Servilerin gölgelediği mezar taşlarının bizlere öğrettiği nice şeyler vardır. Eskilerin tabiriyle kıraat-ı seng-i mezar, yani mezar taşı okumak bir tarih metni okumaktan farksızdır. Sadece kitabe değil, mezar başlıklarının şekli dahi okunmayı, anlamlandırılmayı bekler.
Zira mezar taşındaki başlık türü ve süslemeler kabir sahibinin cinsiyetine işaret eder çoğunlukla. Devlet ve din adamlarının, askeri erkânın, esnafın, sanatkârın, ilim adamlarının başlıkları birbirinden farklıdır. Hatta her tarikat ehlinin mezar başlığı değişiktir. Hayattayken giydikleri başlığa, mezar taşlarında da aynen sadık kalınır. Bir Mevlevî’nin mezarı, bir Bektaşî’nin mezarından ilk görüşte ayrılır.
Hemen pek çok kitabe “Hüve’l-Baki” şeklinde bir girişle başlar; “Bakî olan O’dur” anlamında. Faniliğin sembolleri olan mezar taşlarında, Bakî’liğin ancak Allah’a yaraşır olduğunun ilanı, insanın Allah’ın iradesi karşısındaki teslimiyetine işaret eder. “Hüve’l-Baki” ibaresinin altında kulun rahmete olan muhtaçlığı da dile getirilir.

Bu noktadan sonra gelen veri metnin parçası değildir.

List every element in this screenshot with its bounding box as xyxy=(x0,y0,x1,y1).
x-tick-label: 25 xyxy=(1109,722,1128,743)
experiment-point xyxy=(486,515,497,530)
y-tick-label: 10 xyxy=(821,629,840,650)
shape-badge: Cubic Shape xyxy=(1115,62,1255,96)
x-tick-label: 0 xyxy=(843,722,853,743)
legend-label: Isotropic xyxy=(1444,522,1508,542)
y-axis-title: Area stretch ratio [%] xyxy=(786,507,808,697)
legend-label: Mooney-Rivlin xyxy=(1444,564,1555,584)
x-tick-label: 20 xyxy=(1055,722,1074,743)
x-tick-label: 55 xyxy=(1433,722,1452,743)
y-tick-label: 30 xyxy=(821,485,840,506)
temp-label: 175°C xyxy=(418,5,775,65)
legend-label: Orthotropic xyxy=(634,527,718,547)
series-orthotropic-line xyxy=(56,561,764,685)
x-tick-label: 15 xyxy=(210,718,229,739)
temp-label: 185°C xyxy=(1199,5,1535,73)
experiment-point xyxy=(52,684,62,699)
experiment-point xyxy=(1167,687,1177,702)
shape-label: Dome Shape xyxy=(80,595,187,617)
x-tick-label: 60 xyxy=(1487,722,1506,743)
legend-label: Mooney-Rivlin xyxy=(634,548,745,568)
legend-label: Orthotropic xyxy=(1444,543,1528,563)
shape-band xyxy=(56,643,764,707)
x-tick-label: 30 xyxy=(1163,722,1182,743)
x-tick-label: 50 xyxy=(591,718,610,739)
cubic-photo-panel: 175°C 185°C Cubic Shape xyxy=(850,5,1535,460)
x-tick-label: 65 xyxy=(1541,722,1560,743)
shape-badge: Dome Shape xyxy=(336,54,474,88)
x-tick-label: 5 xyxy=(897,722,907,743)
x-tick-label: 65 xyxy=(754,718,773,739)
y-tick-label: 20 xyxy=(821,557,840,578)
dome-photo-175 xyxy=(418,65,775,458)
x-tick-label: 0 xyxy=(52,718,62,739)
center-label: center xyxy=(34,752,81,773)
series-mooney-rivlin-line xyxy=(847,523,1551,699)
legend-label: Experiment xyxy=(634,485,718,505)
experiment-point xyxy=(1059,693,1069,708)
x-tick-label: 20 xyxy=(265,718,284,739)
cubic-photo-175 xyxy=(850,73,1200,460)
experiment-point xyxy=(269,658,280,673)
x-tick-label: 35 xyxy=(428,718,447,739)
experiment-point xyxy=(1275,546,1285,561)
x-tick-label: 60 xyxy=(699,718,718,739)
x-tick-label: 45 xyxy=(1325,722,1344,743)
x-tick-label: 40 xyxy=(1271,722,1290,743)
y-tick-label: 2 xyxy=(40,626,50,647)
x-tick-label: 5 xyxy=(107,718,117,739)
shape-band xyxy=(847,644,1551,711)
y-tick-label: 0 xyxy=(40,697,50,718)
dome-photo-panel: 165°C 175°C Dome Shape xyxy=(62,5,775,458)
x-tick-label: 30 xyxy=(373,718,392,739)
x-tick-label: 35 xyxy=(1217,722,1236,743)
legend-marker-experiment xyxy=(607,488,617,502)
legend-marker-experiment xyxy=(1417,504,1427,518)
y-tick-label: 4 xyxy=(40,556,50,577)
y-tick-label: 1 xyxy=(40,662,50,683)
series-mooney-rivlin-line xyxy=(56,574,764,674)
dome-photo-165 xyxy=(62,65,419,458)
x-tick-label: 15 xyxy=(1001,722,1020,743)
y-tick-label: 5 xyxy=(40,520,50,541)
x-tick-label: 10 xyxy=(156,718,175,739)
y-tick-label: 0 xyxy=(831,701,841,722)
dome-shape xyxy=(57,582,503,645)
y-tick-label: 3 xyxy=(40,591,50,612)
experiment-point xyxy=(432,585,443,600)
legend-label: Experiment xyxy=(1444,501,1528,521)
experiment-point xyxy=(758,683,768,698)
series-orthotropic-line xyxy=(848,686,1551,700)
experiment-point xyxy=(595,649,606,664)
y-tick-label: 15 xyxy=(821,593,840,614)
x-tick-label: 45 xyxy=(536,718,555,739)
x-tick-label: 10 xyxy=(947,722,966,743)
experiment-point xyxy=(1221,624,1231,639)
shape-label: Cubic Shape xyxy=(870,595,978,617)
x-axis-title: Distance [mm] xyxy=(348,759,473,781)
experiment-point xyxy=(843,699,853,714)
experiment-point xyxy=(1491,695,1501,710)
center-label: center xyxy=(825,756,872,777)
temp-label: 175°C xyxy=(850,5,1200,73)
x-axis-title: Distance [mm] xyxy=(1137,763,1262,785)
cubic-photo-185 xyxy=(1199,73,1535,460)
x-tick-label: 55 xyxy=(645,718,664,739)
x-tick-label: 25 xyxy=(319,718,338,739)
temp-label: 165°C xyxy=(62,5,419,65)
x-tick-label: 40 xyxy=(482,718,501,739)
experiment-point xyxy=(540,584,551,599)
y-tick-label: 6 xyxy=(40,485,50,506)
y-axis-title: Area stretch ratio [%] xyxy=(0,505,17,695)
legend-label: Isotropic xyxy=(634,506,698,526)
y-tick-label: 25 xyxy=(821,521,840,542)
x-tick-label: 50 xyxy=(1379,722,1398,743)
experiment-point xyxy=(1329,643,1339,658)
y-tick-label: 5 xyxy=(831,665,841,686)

Bu mutlak hükmün ilanından sonra insan, dünyada iz bırakabilme, hayattan kopmama duygusunun bir tezahürü olarak kendi dünyasını yansıtmaktan da geri duramaz. Kimisi, mezar taşını apoletli kostümü şeklinde yaptırır, kimi dünyada iken yaptığı işleri anlatan bir tercüme-i hal koydurur, kimi de evladının vakitsiz ölümünden şikayet eden bir kitabe hakkettirir. Kiminde ise, ziyaretçiye doğrudan bir mesaj vardır;
“Ziyaretten murad bir duâdır,
Bugün bana ise yarın sanadır” gibi.
Her bir mezar taşında kişisel, toplumsal ve tarihsel malzemeler vardır. İnsan, hatırlanmak istediği gibi bir mezar taşı bırakır ardında.